In Cady v. Dombrowski (1973), the U.S. Supreme Court introduced a legal doctrine that has come to be known as the “community caretaking exception” to the Fourth Amendment. The case centered on a warrantless police search of a car that had been disabled and towed after an apparent drunk driving accident. The police “frequently investigate vehicle accidents in which there is no claim of criminal liability and engage in what, for want of a better term, may be described as community caretaking functions,” the Court said. And that sort of “caretaking ‘search,'” the ruling continued, “conducted…of a vehicle that was neither in the custody nor on the premises of its owner…was not unreasonable solely because a warrant had not been obtained.”
In the coming months, the Supreme Court will hear arguments in a new case that asks whether that exception to the Fourth Amendment’s normal search warrant requirement should be extended to cover warrantless police searches of homes and residences.

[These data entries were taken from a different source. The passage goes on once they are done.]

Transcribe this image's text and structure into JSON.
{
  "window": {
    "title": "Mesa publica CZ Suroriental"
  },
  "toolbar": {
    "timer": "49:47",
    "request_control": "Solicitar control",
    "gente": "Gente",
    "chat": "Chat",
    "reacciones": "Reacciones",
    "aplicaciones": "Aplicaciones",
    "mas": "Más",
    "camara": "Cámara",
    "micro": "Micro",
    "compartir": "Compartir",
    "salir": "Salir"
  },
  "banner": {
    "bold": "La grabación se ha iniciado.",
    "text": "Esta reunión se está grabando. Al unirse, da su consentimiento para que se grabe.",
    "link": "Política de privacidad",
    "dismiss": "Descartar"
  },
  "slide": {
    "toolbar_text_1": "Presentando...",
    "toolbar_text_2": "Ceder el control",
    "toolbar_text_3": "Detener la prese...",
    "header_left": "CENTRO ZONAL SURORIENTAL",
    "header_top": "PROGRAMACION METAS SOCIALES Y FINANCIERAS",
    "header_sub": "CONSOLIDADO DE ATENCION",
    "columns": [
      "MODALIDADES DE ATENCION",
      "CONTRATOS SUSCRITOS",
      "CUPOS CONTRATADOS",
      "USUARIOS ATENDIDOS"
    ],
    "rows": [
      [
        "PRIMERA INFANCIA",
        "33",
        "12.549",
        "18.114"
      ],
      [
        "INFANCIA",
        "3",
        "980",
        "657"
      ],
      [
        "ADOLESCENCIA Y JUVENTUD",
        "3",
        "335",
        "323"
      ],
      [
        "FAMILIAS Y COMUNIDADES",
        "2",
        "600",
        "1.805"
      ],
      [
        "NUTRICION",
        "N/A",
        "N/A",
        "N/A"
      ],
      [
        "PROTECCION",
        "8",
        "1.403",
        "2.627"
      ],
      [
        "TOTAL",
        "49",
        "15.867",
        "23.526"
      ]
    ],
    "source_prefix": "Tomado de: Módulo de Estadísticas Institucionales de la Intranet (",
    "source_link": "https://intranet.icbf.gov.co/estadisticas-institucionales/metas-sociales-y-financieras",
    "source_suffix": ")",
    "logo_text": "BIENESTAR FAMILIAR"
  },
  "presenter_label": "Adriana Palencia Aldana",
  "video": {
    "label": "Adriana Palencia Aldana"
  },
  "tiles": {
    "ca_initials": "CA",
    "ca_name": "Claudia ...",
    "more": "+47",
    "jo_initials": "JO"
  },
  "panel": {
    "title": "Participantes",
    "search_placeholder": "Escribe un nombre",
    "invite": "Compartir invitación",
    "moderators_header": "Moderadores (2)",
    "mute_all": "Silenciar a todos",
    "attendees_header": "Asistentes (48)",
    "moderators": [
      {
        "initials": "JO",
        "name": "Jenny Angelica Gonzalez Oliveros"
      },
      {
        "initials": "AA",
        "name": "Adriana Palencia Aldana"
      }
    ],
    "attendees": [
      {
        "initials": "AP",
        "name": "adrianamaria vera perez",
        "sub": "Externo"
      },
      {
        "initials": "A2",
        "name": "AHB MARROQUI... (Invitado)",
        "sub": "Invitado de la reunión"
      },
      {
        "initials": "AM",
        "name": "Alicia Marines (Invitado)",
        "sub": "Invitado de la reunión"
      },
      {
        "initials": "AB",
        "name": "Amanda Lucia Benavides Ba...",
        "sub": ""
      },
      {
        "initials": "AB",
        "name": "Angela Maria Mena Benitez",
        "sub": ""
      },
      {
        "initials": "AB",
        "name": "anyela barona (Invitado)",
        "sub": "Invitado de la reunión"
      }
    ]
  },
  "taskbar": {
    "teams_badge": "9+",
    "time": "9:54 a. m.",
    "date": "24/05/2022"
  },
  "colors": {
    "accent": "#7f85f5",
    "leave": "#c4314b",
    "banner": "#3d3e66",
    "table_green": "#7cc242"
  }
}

The case is Caniglia v. Strom. It originated in 2015 when Cranston, Rhode Island, police paid a “well call” on 68-year-old Edward Caniglia. His wife had been unable to reach him after they had a fight and she was worried that he might be suicidal. So she called the authorities. The police took Caniglia to the hospital, where he was examined by a nurse and a social worker and discharged that same day. Meanwhile, the police entered his home without a warrant while he was gone and seized his two handguns. The present case centers on Caniglia’s claim that this warrantless police action violated his Fourth Amendment rights.
Caniglia lost before the U.S. Court of Appeals for the 1st Circuit last year when that court upheld the officers’ actions under the community caretaking exception to the Fourth Amendment. The circuit court did acknowledge that its decision “extended the community caretaking exception beyond the motor vehicle context.” It justified that extension on the grounds that doing otherwise would place too many restrictions on the cops. The community caretaking doctrine, the 1st Circuit declared, “is designed to give police elbow room to take appropriate action.”
Caniglia now wants the Supreme Court to overrule that lower court decision. Extending the community caretaking doctrine “into the home—the most protected of all private spaces—would create a loophole in the Fourth Amendment’s warrant requirement wide enough to drive a truck through,” Caniglia and his lawyers told the justices. “So long as an officer reasonably claims to be taking care of the community, he can disregard the Fourth Amendment’s protections.”
Oral arguments in Caniglia v. Strom have not yet been scheduled.